IBC2022: CyanView to demo Rio Live
CyanView will be using the IBC Show as an opportunity to demonstrate its new Rio Live solution. Rio Live is a camera-mounted addition which facilitates shading and tally across a diverse range of D-Cinema cameras, camcorders and mirrorless cameras in multi-camera live productions.
The unit can be co-ordinated with an extensive range of cameras in order to facilitate remote control. The range of cameras supported and the flexible connection options available provide producers and creatives both in broadcast and pro-AV markets with the ability to deploy complex camera setups; this is fundamental when using large sensor D-Cinema cameras with PL zoom lenses and 3D LUTs, and ensures that a specific, consistent look – usually achieved in post-production – can be secured across the cameras, even in live productions and while streaming.
The Rio Live unit further allows for the control of zoom lenses and lens motors, including B4 box lenses, PL zoom lenses, Canon Cine Servos and Fujinon Cabrios, along with C-Motion on large zoom lenses, and Chrosziel and Tilta motors on prime lenses. It also facilitates full gimbal control, which enables producers to create a PTZ setup using cameras and accessories of their choice, including robotic and cable cams, dollies and jibs.
Finally, the unit allows for control of the internal tally of a camera or an auxiliary tally connected to the Rio Live itself, with camera selection and tally ingest undertaken through protocols such as TSL and GPIO, or direct integrations with Atem, Tricaster or Vmix.
As well as providing physical control over all cameras, including simultaneous start for recordings, the Rio Live facilitates full shading functionality across a multi-camera setup. This includes remote video shading control for cameras where such functionality might be missing or locked, or when using 3D LUT-based processors such as the Flanders Box-IO, AJA ColorBox or the CyanView VP4 to add and co-ordinate functionalities as required.
Crucially, all of this can be co-ordinated flexibly by CyanView remote control, either devoting individual (or multiple) controllers to each camera, creating sub-groups, or through a single master controller.
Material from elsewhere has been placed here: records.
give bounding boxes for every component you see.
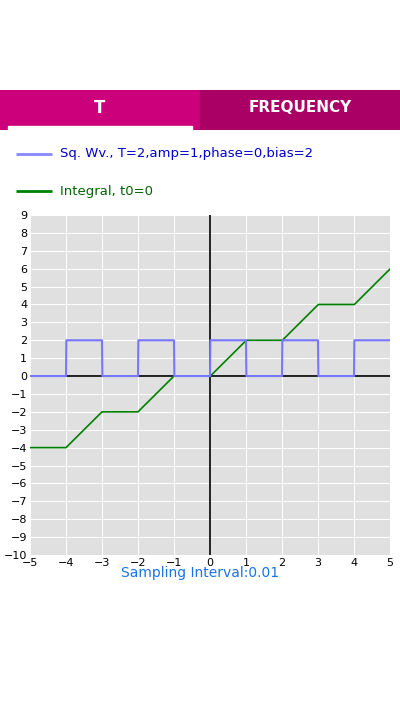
Text: Sampling Interval:0.01: Sampling Interval:0.01 [121, 565, 279, 579]
Text: 06:21: 06:21 [355, 10, 388, 20]
Bar [0, 90, 200, 130]
Text: Integral, t0=0: Integral, t0=0 [60, 185, 153, 198]
Text: □: □ [290, 665, 310, 685]
Text: Sq. Wv., T=2,amp=1,phase=0,bias=2: Sq. Wv., T=2,amp=1,phase=0,bias=2 [60, 147, 313, 160]
Text: y(t): y(t) [99, 50, 141, 70]
Text: T: T [94, 99, 106, 117]
Text: ◁: ◁ [90, 663, 110, 688]
Bar [200, 90, 400, 130]
Bar [8, 126, 192, 130]
Text: ○: ○ [189, 663, 211, 688]
Text: 🔋: 🔋 [16, 10, 22, 20]
Text: FREQUENCY: FREQUENCY [248, 100, 352, 115]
This ability to control multi-brand camera integrations through a single RCP (or any RCP combination desired) grants immense creative potential to broadcast professionals, while ensuring consistency and order across the setup. Setups combining CyanView RCPs and Rio Live units have seen as many as 100 cameras (of numerous different brands) all connected through one remote as used for reality TV shows.
Indeed, the full capabilities of CyanView’s RCP will also be on display at IBC, demonstrating how the RCP seamlessly integrates camera control with the linear colour corrections available in RGB and ProcAmp correctors in post. Its interface, which resembles that of a standard broadcast camera, allows for efficient multi-cam alignment in live productions.
CyanView will also be highlighting its support for the recently announced AJA ColorBox, a flexible hardware processing solution with nodes that ensure accurate mappings and unprecedented colour fidelity for live and post-production HDR/SDR workflows. The ColorBox is particularly useful when multiple camera types and brands are implemented, as aligning cameras in this context requires more precise adjustments similar to the ACES workflow.
David Bourgeois, founder and CEO of CyanView, said: “The Rio Live provides so much creative potential for creative broadcast professionals, giving them absolute flexibility in their production setup and allowing them to select cameras according to the benefits their attributes will bring, without having to worry about how they will be co-ordinated and controlled. Through the application of shading tools, even when such functionality is not present in the camera itself, and with an incredibly easy and straightforward workflow and control system, the Rio Live is ideal for remote, distributed, live and cinematic multi-camera productions.”